Another structural depiction, common in Jewish art of late antiquity is the Ark of the Scrolls, a chest which stood in the Torah shrine of the synagogue, and in which Torah scrolls and scriptures were stored. Generally made of wood, only traces of the original arks have survived, though much is known about them through their common depictions in artistic renditions. In the majority of these representations the ark stands on two to four legs, is surmounted by a gable or a round top, has a double door with geometric ornamentation and is often flanked by two Menorahs. All the representations of the ark of the scrolls in Israel are depicted with their doors shut, except for the drawing in Bet She’arim which shows open doors behind which are shelves bearing scrolls, a feature it shares with all such depictions in the diaspora.

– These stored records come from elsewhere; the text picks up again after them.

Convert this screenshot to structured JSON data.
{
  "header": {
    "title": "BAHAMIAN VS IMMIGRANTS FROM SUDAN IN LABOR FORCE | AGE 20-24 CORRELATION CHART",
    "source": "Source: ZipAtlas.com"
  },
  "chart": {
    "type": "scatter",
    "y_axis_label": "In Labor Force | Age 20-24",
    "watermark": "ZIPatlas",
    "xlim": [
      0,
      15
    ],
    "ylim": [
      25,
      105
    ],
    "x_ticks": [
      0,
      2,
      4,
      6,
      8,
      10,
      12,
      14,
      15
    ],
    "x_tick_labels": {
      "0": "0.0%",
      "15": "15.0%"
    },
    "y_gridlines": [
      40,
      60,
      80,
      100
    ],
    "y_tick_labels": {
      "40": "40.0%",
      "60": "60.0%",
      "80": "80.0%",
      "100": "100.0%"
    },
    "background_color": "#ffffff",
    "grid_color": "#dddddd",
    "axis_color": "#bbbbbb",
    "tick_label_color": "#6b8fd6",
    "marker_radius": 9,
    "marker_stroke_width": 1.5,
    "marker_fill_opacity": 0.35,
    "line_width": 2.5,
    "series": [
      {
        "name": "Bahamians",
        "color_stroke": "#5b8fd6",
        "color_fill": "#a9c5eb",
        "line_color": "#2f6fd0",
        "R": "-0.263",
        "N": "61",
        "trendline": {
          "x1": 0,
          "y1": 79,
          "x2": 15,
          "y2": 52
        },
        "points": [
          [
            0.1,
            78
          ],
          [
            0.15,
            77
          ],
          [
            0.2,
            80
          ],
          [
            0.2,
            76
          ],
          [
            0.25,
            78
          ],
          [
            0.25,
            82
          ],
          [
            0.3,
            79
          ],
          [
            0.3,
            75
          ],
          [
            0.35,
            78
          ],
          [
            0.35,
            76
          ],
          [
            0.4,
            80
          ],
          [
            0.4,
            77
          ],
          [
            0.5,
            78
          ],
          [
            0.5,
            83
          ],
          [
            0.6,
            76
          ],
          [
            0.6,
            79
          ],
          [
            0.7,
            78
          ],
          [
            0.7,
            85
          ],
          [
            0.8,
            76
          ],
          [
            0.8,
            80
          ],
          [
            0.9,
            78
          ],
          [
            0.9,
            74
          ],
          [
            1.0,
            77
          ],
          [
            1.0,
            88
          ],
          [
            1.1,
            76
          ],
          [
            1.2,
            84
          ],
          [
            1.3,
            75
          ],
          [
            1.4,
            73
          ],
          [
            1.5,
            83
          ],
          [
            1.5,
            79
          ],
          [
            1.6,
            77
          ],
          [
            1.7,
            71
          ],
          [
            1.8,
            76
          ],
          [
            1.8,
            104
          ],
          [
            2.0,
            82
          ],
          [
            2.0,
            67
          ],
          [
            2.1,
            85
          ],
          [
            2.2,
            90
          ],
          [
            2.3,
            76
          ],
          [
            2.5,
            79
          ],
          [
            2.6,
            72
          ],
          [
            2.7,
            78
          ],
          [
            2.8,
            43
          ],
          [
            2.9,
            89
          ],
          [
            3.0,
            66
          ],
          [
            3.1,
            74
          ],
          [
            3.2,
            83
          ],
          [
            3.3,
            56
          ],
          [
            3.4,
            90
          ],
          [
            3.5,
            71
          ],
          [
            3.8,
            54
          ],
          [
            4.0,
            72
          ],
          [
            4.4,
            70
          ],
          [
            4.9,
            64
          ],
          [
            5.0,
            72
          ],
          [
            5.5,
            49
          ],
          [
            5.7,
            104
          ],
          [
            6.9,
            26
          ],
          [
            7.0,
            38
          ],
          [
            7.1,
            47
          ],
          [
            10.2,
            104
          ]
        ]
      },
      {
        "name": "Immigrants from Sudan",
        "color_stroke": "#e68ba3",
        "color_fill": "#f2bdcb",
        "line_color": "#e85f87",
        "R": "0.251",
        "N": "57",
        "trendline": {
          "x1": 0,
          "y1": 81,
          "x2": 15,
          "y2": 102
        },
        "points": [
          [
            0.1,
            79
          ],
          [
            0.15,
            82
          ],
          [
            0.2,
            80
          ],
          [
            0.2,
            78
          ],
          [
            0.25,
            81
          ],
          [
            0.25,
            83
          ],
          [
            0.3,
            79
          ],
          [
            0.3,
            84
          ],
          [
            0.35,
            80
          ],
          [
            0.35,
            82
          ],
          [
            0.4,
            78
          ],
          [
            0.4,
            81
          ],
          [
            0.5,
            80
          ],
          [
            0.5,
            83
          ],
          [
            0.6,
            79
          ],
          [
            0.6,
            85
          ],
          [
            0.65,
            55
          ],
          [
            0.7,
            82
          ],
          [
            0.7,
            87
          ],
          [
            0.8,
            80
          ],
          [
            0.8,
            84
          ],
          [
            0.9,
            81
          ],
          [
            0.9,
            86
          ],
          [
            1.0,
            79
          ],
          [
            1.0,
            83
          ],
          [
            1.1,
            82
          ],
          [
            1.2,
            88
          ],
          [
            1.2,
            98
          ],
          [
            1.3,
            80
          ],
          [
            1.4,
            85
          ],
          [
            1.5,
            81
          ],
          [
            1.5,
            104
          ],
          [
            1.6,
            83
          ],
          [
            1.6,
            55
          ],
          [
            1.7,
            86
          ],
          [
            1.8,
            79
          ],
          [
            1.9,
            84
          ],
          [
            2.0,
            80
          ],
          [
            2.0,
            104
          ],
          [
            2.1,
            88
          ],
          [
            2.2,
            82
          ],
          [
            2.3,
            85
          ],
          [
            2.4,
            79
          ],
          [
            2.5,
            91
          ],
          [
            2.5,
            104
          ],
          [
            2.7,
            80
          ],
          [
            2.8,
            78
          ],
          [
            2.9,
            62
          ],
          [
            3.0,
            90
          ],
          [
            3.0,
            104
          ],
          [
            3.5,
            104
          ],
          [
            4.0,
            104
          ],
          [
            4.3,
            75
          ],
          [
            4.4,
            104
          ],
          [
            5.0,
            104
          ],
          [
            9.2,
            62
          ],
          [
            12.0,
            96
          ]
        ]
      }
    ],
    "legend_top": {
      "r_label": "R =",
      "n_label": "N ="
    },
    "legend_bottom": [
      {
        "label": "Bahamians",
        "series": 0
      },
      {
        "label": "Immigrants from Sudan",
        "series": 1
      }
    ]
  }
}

It is most probable that the Torah shrine with its gabled roof and columns, and containing the ark of the scrolls, was meant to resemble the facade of the Jerusalem Temple, though a direct association is difficult to prove.

As for its meaning, artistic representations of the ark confirm that its role in the synagogue was not only practical, but symbolic as well, with it signifying the centrality of scripture and its study within the context of Temple worship, and its spiritual association with the community of the synagogue itself.